The Mahabharata Home
"Indra said, 'I wish to know, O Grandsire, what the end is that is attained by him who consciously steals a cow or who sells one from motives of cupidity."
"The Grandsire said, 'Hear what the consequences are that overtake those persons that steal a cow for killing her for food or selling her for wealth, or making a gift of her unto a Brahmana. He, who, without being checked by the restraints of the scriptures, sells a cow, or kills one, or eats the flesh of a cow, or they, who, for the sake of wealth, suffer a person to kill kine,--all these, viz., he that kills, he that eats, and he that permits the slaughter,--rot in hell for as many years as there are hairs on the body of the cow so slain. 2 O thou of great puissance, those faults and those kinds of faults that have been said to attach to one that obstructs a Brahmana's sacrifice, are said to attach to the sale and the theft of kine.
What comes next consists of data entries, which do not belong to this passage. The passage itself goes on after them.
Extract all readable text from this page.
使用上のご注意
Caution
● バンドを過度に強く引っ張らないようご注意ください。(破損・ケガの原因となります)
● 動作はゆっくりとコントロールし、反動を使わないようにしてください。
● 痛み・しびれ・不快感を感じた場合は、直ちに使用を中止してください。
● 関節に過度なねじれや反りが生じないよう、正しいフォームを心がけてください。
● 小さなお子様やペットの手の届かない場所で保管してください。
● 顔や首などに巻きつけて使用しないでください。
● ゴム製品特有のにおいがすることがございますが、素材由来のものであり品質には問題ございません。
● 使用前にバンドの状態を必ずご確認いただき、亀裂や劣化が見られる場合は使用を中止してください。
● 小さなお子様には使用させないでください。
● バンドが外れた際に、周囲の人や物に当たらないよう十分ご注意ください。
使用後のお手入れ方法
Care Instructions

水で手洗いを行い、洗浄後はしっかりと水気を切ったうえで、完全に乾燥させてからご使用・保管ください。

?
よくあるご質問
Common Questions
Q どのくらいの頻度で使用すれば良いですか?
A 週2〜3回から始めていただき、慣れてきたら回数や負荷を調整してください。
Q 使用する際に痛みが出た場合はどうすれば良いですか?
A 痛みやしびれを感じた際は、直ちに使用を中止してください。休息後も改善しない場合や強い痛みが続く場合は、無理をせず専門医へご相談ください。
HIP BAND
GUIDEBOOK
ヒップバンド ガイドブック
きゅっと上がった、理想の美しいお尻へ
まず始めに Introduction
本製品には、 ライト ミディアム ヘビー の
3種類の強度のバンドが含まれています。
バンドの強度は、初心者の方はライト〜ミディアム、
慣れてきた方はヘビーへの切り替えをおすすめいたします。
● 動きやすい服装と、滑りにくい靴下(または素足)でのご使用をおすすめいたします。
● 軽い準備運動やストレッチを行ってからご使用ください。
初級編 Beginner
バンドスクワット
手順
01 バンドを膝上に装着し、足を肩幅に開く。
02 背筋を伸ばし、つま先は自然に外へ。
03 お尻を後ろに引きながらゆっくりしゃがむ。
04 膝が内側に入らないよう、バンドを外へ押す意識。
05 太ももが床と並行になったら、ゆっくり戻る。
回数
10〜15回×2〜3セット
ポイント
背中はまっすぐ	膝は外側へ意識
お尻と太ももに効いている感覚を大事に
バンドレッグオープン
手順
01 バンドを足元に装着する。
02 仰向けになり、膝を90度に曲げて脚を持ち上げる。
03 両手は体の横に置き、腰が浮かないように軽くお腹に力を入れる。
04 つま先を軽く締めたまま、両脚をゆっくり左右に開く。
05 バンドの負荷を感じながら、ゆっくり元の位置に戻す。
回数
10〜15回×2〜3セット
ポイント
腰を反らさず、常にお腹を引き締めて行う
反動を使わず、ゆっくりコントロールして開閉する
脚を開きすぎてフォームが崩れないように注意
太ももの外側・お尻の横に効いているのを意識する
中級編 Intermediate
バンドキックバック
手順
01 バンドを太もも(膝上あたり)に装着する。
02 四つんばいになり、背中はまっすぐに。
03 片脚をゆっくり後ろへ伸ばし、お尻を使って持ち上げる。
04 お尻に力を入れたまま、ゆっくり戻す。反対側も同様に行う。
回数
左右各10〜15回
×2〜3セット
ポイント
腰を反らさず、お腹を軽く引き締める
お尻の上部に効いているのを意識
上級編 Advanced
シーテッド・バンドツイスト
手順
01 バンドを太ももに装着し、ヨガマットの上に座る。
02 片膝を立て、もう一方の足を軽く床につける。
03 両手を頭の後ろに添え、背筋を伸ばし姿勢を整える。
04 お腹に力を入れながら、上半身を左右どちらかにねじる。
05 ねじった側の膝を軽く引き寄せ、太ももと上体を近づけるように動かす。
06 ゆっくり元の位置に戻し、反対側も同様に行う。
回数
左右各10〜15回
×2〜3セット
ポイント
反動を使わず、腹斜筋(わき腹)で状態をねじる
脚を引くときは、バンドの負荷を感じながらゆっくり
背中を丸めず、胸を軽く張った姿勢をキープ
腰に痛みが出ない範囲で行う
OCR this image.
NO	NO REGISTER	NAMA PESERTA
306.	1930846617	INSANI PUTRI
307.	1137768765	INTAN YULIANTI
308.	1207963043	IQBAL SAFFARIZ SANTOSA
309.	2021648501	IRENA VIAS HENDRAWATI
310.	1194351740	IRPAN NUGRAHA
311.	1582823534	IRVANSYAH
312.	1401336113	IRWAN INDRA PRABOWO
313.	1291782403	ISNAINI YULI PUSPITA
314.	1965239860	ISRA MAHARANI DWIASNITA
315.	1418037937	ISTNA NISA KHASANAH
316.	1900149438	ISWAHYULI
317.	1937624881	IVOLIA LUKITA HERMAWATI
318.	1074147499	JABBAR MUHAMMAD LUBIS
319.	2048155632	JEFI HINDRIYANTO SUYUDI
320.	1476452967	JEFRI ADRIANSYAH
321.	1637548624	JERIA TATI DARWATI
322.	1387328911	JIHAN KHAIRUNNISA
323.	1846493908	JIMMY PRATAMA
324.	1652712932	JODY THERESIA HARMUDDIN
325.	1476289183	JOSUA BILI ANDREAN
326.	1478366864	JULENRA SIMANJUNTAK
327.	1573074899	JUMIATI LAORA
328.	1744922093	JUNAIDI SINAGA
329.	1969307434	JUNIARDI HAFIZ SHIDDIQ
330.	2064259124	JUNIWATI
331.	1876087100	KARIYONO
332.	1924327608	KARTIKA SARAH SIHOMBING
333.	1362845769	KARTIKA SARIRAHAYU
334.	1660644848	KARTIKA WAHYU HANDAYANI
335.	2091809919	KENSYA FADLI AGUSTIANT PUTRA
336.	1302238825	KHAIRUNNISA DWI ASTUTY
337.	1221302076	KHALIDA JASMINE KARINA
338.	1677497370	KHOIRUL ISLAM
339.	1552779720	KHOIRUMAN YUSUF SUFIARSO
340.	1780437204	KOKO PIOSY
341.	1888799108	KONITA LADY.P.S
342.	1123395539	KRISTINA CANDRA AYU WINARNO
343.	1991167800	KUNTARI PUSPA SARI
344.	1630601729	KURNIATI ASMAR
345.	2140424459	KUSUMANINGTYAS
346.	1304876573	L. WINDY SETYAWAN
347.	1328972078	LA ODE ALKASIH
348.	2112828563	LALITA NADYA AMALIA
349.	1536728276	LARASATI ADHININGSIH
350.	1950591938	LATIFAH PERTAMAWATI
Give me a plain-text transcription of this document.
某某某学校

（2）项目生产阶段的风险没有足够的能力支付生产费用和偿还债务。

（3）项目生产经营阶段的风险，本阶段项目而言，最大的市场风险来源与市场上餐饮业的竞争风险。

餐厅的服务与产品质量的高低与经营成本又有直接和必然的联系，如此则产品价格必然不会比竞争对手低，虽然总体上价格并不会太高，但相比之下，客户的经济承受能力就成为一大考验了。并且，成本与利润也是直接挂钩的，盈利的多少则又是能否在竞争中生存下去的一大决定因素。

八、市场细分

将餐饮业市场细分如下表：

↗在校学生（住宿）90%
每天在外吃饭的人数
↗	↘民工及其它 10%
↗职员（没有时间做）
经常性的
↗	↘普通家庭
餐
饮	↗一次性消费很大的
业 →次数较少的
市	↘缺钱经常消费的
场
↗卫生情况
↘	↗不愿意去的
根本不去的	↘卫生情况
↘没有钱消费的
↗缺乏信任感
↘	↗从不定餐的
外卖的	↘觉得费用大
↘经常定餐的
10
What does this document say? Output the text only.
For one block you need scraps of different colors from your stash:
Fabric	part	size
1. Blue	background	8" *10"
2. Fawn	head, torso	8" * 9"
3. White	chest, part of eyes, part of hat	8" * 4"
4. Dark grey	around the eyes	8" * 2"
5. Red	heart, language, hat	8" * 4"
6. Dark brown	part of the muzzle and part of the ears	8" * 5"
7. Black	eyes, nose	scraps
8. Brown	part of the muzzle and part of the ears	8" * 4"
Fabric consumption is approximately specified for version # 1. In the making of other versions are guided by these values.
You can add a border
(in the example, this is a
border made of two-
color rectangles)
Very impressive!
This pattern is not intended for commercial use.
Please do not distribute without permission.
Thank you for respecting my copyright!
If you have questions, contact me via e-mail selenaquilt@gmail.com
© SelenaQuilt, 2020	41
That man, who, having stolen a cow makes a gift of her unto a Brahmana,
enjoys felicity in heaven as the reward of the gift but suffers misery in hell for the sin of theft for as long a period. Gold has been said to constitute the Dakshina, O thou of great splendour, in gifts of kine. Indeed, gold has been said to be the best Dakshina in all sacrifices. By making a gift of kine one is said to rescue one's ancestors to the seventh degree as also one's descendants to the seventh degree. By giving away kine with Dakshina of gold one rescues one's ancestors and descendants of double the number. The gift of gold is the best of gifts. Gold is, again, the best Dakshina. Gold is a great cleanser, O Sakra, and is, indeed, the best of all cleansing objects. O thou of a hundred sacrifices, gold has been said to be the sanctifier of the entire race of him who gives it away. I have thus, O thou of great splendour, told thee in brief of Dakshina.'
"Bhishma said, 'Even this was said by the Grandsire unto Indra, O chief of Bharata's race! Indra imparted it unto Dasaratha, and Dasaratha in his turn unto his son Rama, Rama of Raghu's race imparted it unto his dear brother Lakshmana of great fame. While dwelling in the woods, Lakshmana imparted it unto the Rishis. It has then come down from generation to generation, for the Rishis of rigid vows held it amongst themselves as also the righteous kings of the earth. My preceptor, O Yudhishthira, communicated it to me. That Brahmana, who recites it every day in the assemblies of Brahmanas, in sacrifices or at gifts of kine, or when two persons meet together, obtains hereafter many regions of inexhaustible felicity where he always resides with the deities as his companions. The holy Brahman, the Supreme Lord, had said so (unto Indra on the subject of kine).'"
102:2 In verse 3; vikrayartham is followed, as the Commentator rightly explains, by niyunkta or some such word. Vikrayartham hinsyat may mean 'killing for sale.' This, however should be pleonastic with reference to what follows.